Die Junge DGKJ im Gespräch



Die Junge DGKJ im Gespräch

„Die Junge DGKJ im Gespräch….“

Ein neues Onlineformat der Jungen DGKJ

Wir wollen mit allen interessierten Kinder- und Jugendärzt*innen ins Gespräch kommen. Dazu laden wir uns hochkarätige Gäste ein, die mit uns im Rahmen einer abendlichen Talk-Reihe Fragen zu den unterschiedlichsten Teilbereichen unseres Berufes diskutieren – von Studium und Weiterbildung bis hin zu Karriereplanung und Vereinbarkeit von Familie und Beruf.

Im Fokus stehen natürlich Zukunft, Mitbestimmung, bessere Work/Life-Balance, bessere Patientenversorgung in der Pädiatrie, aber auch andere wichtige Themen.

Nächste Veranstaltung: Mini-Mentoring für Studierende

Am 20. Oktober 2021, von 19:00 bis 20:30 Uhr

Am 20. Oktober 2021 bieten wir von 19.00 bis 20.30 Uhr ein Mini-Mentoring für alle Studierenden an, die sich für die Weiterbildung in der Kinder- und Jugendmedizin interessieren.

Wie kann ich mich schon im Studium bestmöglich auf das Fach Kinder- und Jugendheilkunde vorbereiten? Was muss ich für die schriftliche Bewerbung um eine Assistenzarztstelle beachten? Wie läuft ein Bewerbungsgespräch ab?

Diese und andere Fragen beantworten wir im Rahmen des eineinhalbstündigen Formats. Unsere DGKJ-Vizepräsidentin Prof. Dr. Ingeborg Krägeloh-Mann wird konkrete Tipps aus der Sicht einer ehemaligen Klinikchefin geben.

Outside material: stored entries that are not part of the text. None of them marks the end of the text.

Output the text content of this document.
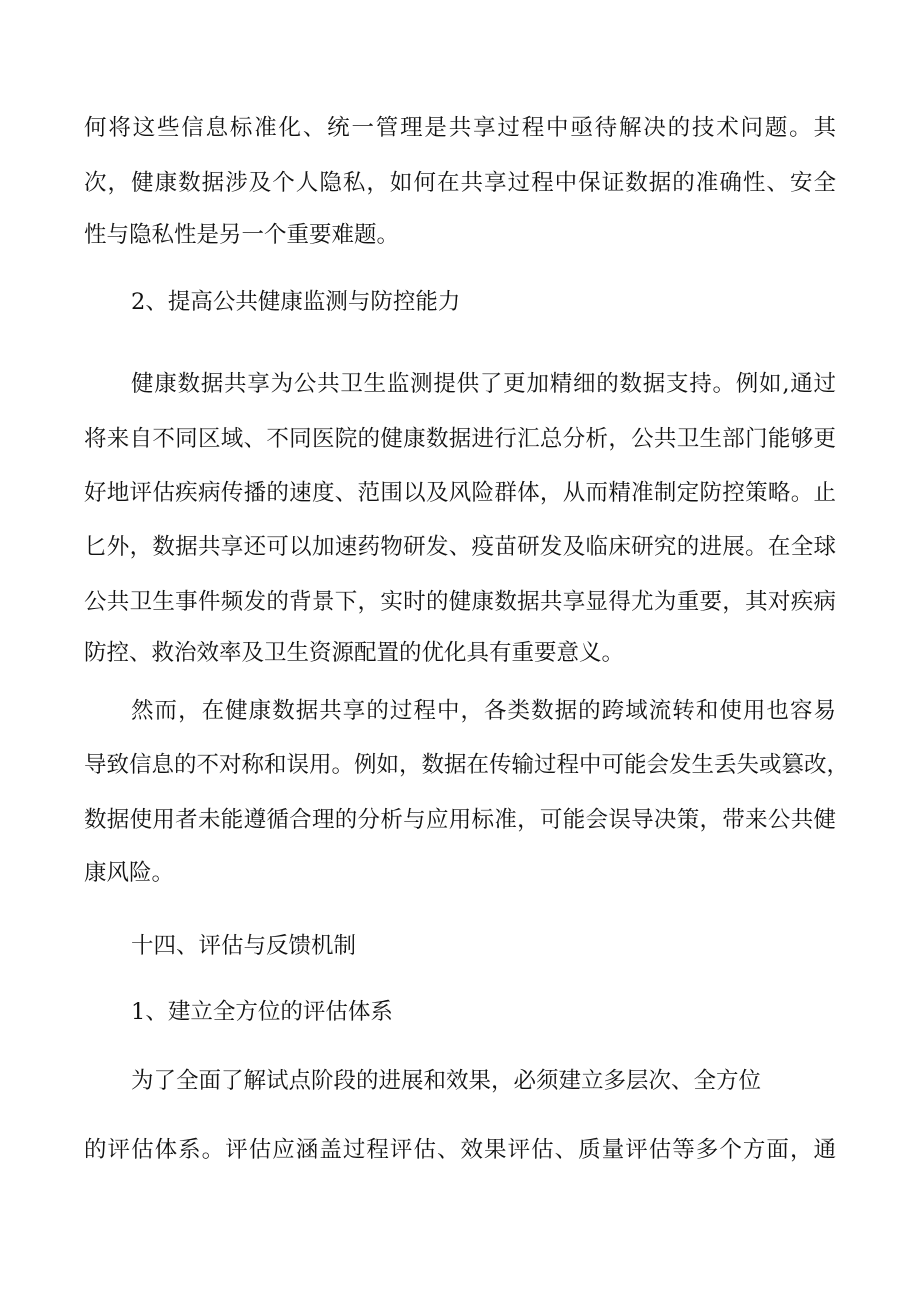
何将这些信息标准化、统一管理是共享过程中亟待解决的技术问题。其
次，健康数据涉及个人隐私，如何在共享过程中保证数据的准确性、安全
性与隐私性是另一个重要难题。
2、提高公共健康监测与防控能力
健康数据共享为公共卫生监测提供了更加精细的数据支持。例如,通过
将来自不同区域、不同医院的健康数据进行汇总分析，公共卫生部门能够更
好地评估疾病传播的速度、范围以及风险群体，从而精准制定防控策略。止
匕外，数据共享还可以加速药物研发、疫苗研发及临床研究的进展。在全球
公共卫生事件频发的背景下，实时的健康数据共享显得尤为重要，其对疾病
防控、救治效率及卫生资源配置的优化具有重要意义。
然而，在健康数据共享的过程中，各类数据的跨域流转和使用也容易
导致信息的不对称和误用。例如，数据在传输过程中可能会发生丢失或篡改，
数据使用者未能遵循合理的分析与应用标准，可能会误导决策，带来公共健
康风险。
十四、评估与反馈机制
1、建立全方位的评估体系
为了全面了解试点阶段的进展和效果，必须建立多层次、全方位
的评估体系。评估应涵盖过程评估、效果评估、质量评估等多个方面，通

Iris Eckhardt, Sprecherin der AG Junge DGKJ

Haben wir dein Interesse geweckt? Dann melde dich hier an: 


DGKJ-Generalsekretär Priv.-Doz. Dr. Burkhard RodeckBild: DGKJ
DGKJ-Generalsekretär Priv.-Doz. Dr. Burkhard Rodeck

Rückblick

Den erfolgreichen Auftakt für das neue Online Format "Die Junge DGKJ im Gespräch" machte am 30. Juni 2021 ein Abend zum „Überleben im Stationsalltag".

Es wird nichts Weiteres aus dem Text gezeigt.